Journalists Syndicate disputes Brotherhood attacks on state media

The Journalists Syndicate has rejected accusations from Freedom and Justice Party MPs that state-owned newspapers are corrupt.

A statement issued by the syndicate’s head council on Wednesday said the attack reveals the party’s intention to curtail freedoms, especially freedom of expression.

The public dispute between the FJP and media outlets began Sunday when Fathy Shehab, who heads the Tourism, Media and Culture Committee of the upper house of Parliament, told reporters that national media institutions squander public funds and called for their heads to be immediately replaced.

Shura Council Speaker Ahmed Fahmy, an FJP member, told reporters the next day that state-owned newspapers were serving and defending the former Mubarak regime, which he said “should not resume after the 25 January revolution.”

The Shura Council is not responsible for directing the publishing or editorial policies of national newspapers, Fahmy said. However, he added, it does act as owner of these papers on behalf of the state and appoints their chairmen and editors-in-chief.

At a campaign rally for Brotherhood presidential candidate Mohamed Morsy in Beni Suef on Wednesday, Brotherhood Supreme Guide Mohamed Badie said “media professionals contributed to imprisoning [members of the Brotherhood]. They were unfair to us and fabricated the truth.”
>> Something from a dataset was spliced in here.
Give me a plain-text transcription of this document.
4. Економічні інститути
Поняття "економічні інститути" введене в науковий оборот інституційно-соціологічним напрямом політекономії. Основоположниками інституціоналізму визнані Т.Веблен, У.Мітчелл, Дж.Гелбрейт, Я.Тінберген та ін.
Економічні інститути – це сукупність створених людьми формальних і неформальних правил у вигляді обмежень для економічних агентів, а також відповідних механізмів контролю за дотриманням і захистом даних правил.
Badie said state media needs to be purged so it can be made honest and only present accurate news.

However, the chairmen and editors-in-chief of state-owned newspapers rejected the Brotherhood criticisms as accusations without evidence.

Emad Eddin Hussein, a journalist with privately owned newspaper Al-Shorouk, said national newspapers function to endorse decisions made by the ruling military council or Cabinet, or to criticize the Muslim Brotherhood.

“There is an ongoing war between the Brotherhood and the journalistic community. The question is: Are the brothers right about the huge corruption inside these institutions?” Hussein wrote on Thursday.

Hussein said the corruption that has grown in most national newspapers as well as the Egyptian Radio and Television Union under Mubarak should be fixed.

“The simple question that needs an explanation is: Does changing the corrupt situation inside media institutions mean becoming affiliated to the brothers?” he wondered.